Perhaps the greatest strength of a free market economy is its openness to do business with anyone who has the qualifications and desire to do a job, regardless of ethnic or social backgrounds. America is so attractive to so many immigrants who have been shut out of opportunities in their own homelands because of our openness. Guanxi combined with the uncertain new laws defining private property and business contracts in a still-Communist China should be a source of concern to investors.


Demography

Perhaps the most positive aspect of India's future is its demography: India is a very young country, while China, because of its one-child policy, is rapidly aging. According to the UN demographic Commission, by the middle of this century the most densely populated age group in India will be those aged 40 to 50, while in China it will be those aged 55 to 65. This means China will soon start to suffer the same problems as Japan, Western Europe and the United States: an excessive number of retirees relative to the working population.

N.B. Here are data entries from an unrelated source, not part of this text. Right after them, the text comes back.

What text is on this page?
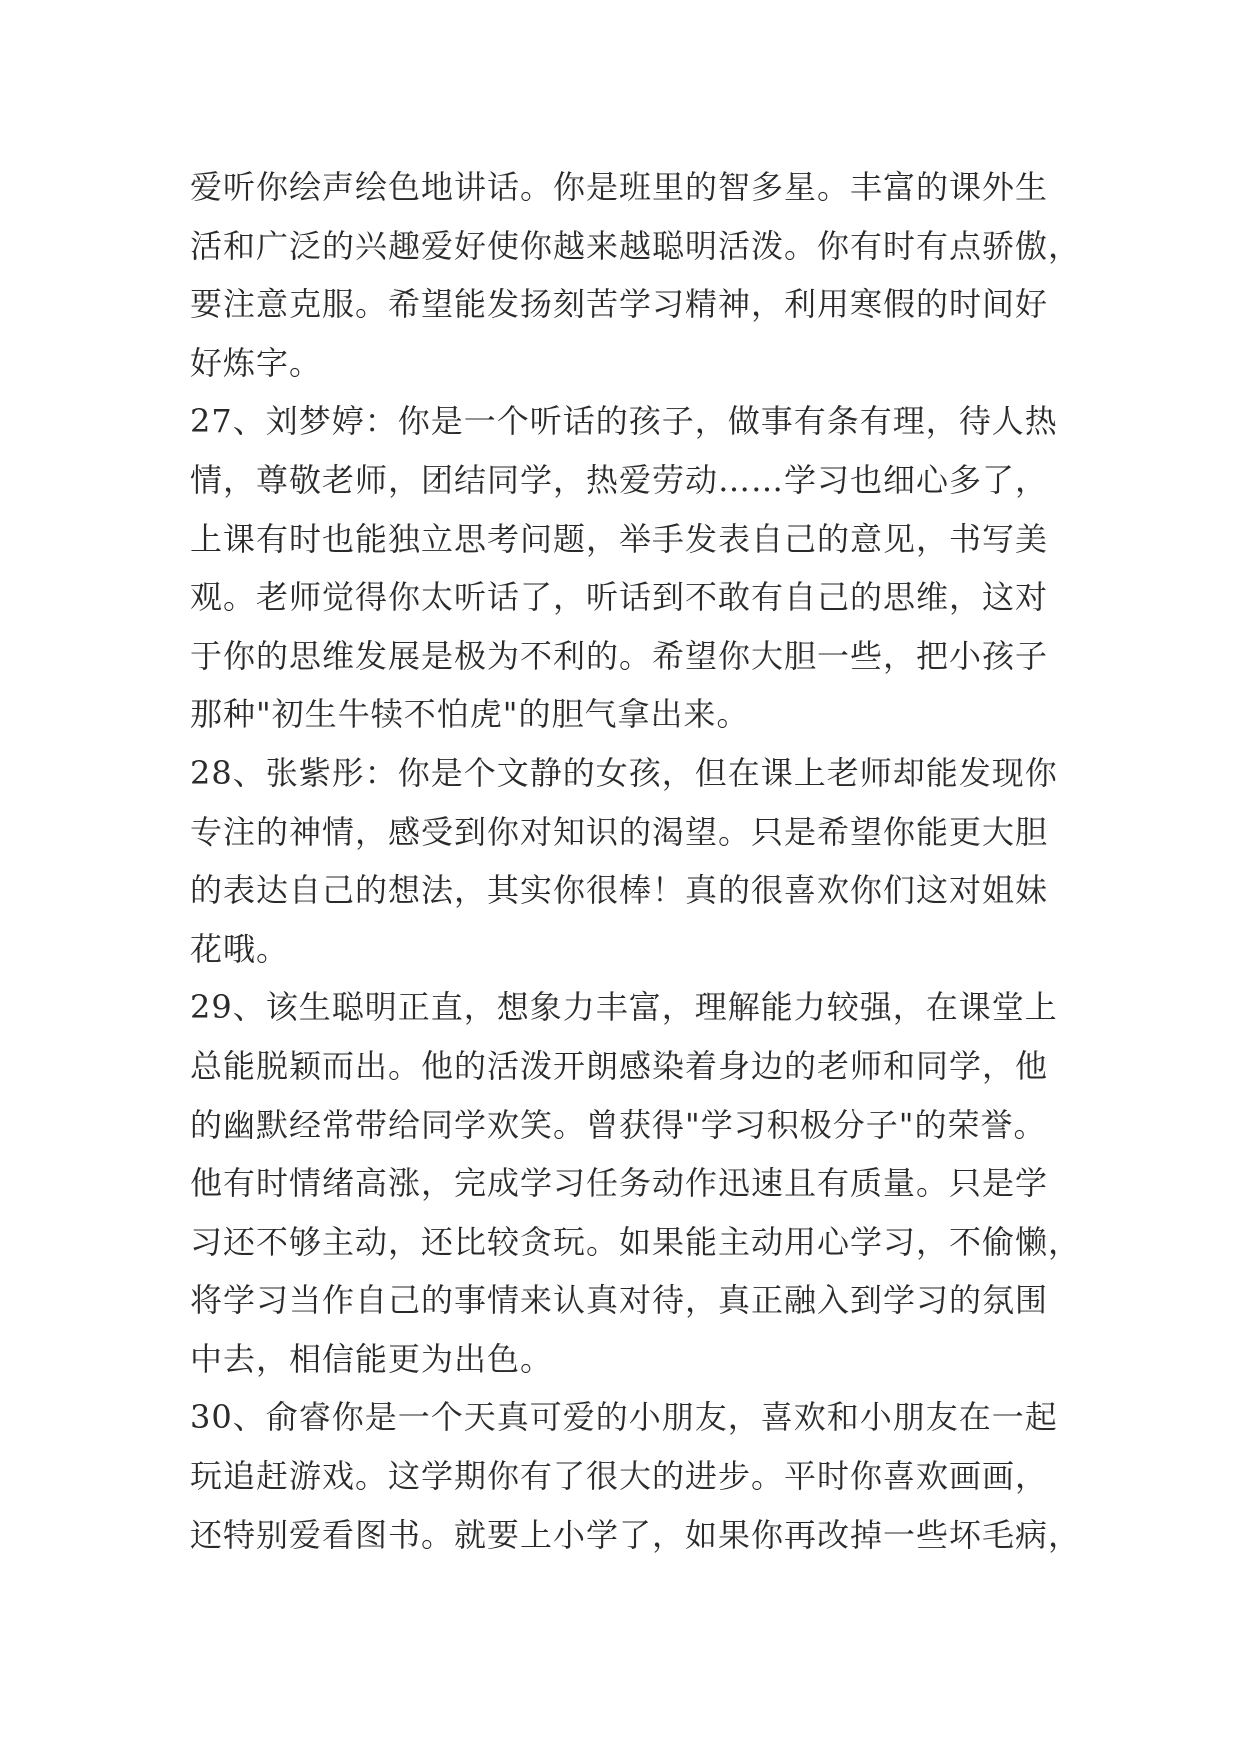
爱听你绘声绘色地讲话。你是班里的智多星。丰富的课外生
活和广泛的兴趣爱好使你越来越聪明活泼。你有时有点骄傲，
要注意克服。希望能发扬刻苦学习精神，利用寒假的时间好
好炼字。
27、刘梦婷：你是一个听话的孩子，做事有条有理，待人热
情，尊敬老师，团结同学，热爱劳动……学习也细心多了，
上课有时也能独立思考问题，举手发表自己的意见，书写美
观。老师觉得你太听话了，听话到不敢有自己的思维，这对
于你的思维发展是极为不利的。希望你大胆一些，把小孩子
那种"初生牛犊不怕虎"的胆气拿出来。
28、张紫彤：你是个文静的女孩，但在课上老师却能发现你
专注的神情，感受到你对知识的渴望。只是希望你能更大胆
的表达自己的想法，其实你很棒！真的很喜欢你们这对姐妹
花哦。
29、该生聪明正直，想象力丰富，理解能力较强，在课堂上
总能脱颖而出。他的活泼开朗感染着身边的老师和同学，他
的幽默经常带给同学欢笑。曾获得"学习积极分子"的荣誉。
他有时情绪高涨，完成学习任务动作迅速且有质量。只是学
习还不够主动，还比较贪玩。如果能主动用心学习，不偷懒，
将学习当作自己的事情来认真对待，真正融入到学习的氛围
中去，相信能更为出色。
30、俞睿你是一个天真可爱的小朋友，喜欢和小朋友在一起
玩追赶游戏。这学期你有了很大的进步。平时你喜欢画画，
还特别爱看图书。就要上小学了，如果你再改掉一些坏毛病，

The young have the flexibility to adapt, absorb, conceptualize, and innovate. This is the key ingredient of technological and economic progress. China has a large supply of new workers for private enterprises, but these workers are leaving state-owned enterprises and are older and are not as adaptable as the young labor market in India. The late management guru, Peter Drucker, said that demography is the "future that happened." Population trends are not easily reversible, and here the advantage goes to India.


India or China?

With all these points favoring India, the answer to the question, "Where should your money go?" may seem like a forgone conclusion: India has the best prospects for investors.

But, as I explain in my book, The Future for Investors, there are two aspects to every investor decision. First you must size up the prospects for the firm, the sector, or the country. On this score, India scores some high marks.

But you must also evaluate the price that you are paying for these prospects. India's investment climate looks ripe for growth, but the markets have recognized this and have pushed stock prices upward. The Sensex 30, India's best-known stock market index and analogous to our Dow-Jones Industrial Index, was only 3300 in December 2002 but on February 6, 2006, the index broke through 10,000 for the first time.


A Question of Value

The price-to-earnings ratio on this index has reached 21, while Chinese stocks on the Hong Kong Stock Exchange are selling for only 15 times earnings. Goldman Sachs Asia Pacific Strategy recently indicated that it thinks valuation has turned the tide toward China. In a December review of the Asian markets Goldman stated, "We remain bullish long term [on India], but are market weight given the stretched valuations [and other factors]." In contrast Goldman's Asia team remains overweight in Chinese equities due to the cheaper valuations.

Both India and China have enormous promise and I would certainly own stocks from each of these countries in a long-run portfolio. But India's edge is no secret and future returns will not match the stellar gains of the last three years. And remember, all the developing markets, no matter how promising, contain considerable risk. In a later column I will advise readers on how to build a global portfolio that will balance growth prospects with these risks.